Dengan bodohnya ia masih membentur-benturkan kepalanya pada permukaan meja, tampangnya pun meringis walau penyebab mimik wajah itu timbul bukan karena kesakitan. Agaknya pemicu terbesar kelakuan absurdnya adalah penolakan yang dilayangkan oleh Senpai Nakamura.
“Maaf, aku menyukai orang lain. Dan aku tak terlalu mengenalmu.” Ungkapan singkat, padat, dan jelas dari Senpai lebih dari cukup untuk menghancurkan keping terakhir pertahanan dirinya.
Cukup mengherankan, apa selama ini dia salah mengira bahwa Senpai juga menyukainya? Tapi roti krim dan susu itu lebih dari cukup sebagai bukti bahwa Senpai Nakamura memang menyediakan perhatian khusus untuk Sachi.
Ditambah ketika mereka tanpa sengaja berjumpa, Senpai selalu melemparkan senyum terkulum ke arahnya. Jadi apa artinya itu? Mengapa isi hati laki-laki sangat rumit melebihi seorang gadis?
Benturan-benturan itu masih berlanjut dengan harapan kekacauan yang mengendap dalam kepalanya menguap menjadi serpihan terkecil. Hingga sesuatu yang entah itu apa menahan dahinya yang telah bersiap mendarat pada benturan selanjutnya.
Ketika ia mendongak, matanya dapat menangkap bahwa sesuatu yang menghalau niatannya adalah telapak tangan Ryuichi Hiro.
“Hei, jangan bertindak bodoh. Dahimu bisa memar jika dibenturkan terus-terusan seperti itu,” sarannya sambil melepaskan sentuhan itu.
Sachi mengangkat bahu enggan, “Biarkan saja, aku tak peduli,” sahutnya tak bersemangat. “Dan jangan ganggu, aku sedang tidak mood bertengkar.”
Kedua telapak tangannya menangkup wajahnya erat, telinganya dapat mendengar dengusan berat mengalir dari bibir Hiro. Sepersekian detik kemudian deritan antara kursi dan lantai mengisi pendengarannya, yakin sekali laki-laki itu telah menempatkan diri di kursinya.

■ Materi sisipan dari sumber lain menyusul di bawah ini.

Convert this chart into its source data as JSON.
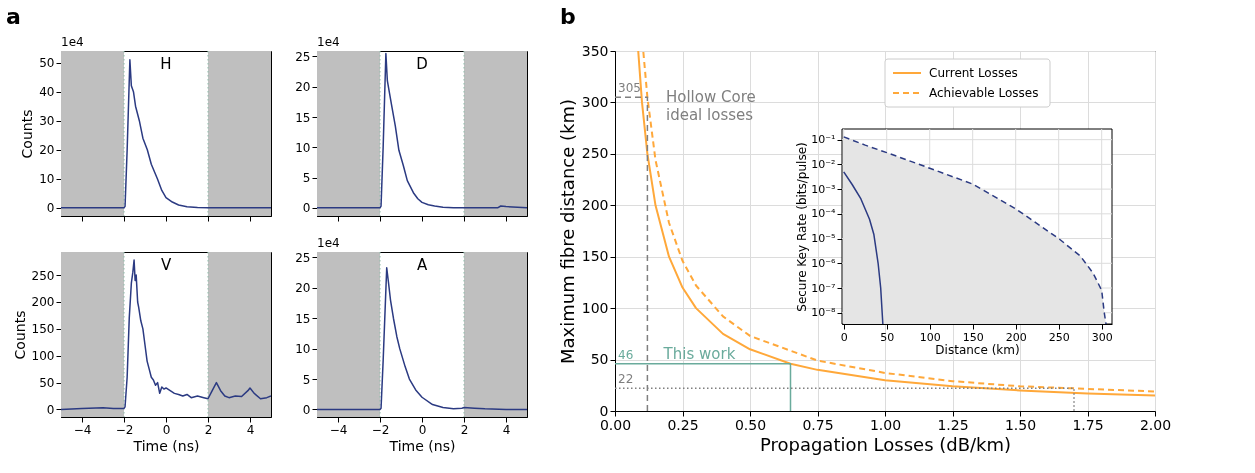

Jikalau laki-laki itu hendak mengusik ketenangannya seperti biasa, ia tak akan peduli, benar-benar akan mengabaikan. Lantaran rasa terpukul itu masih menyita seluruh energinya, hingga tak memiliki segudang tenaga untuk meladeni tingkah usilnya. Tapi, setelah menit demi menit bergulir, sama sekali tak ada tindakan usil yang biasa laki-laki itu layangkan.
Ketenangan yang melingkupi Hiro benar-benar janggal, ia pun memutar kepalanya ke belakang dan mendapati Hiro yang menumpukan dagu pada lengannya, manik matanya pun menatap lurus ke arahnya. Sementara telinganya disumpal oleh earphone.
Mendapati Hiro yang tak menggeser arah pandangnya barang satu inci, Sachi pun segera bersuara, “Apa yang kau lihat?”
Laki-laki itu hanya mengambil satu tarikan napas dan menggeleng.
Belum puas, Sachi melanjutkan, “Apa yang kau dengarkan? Bolehkah aku memakai satunya?”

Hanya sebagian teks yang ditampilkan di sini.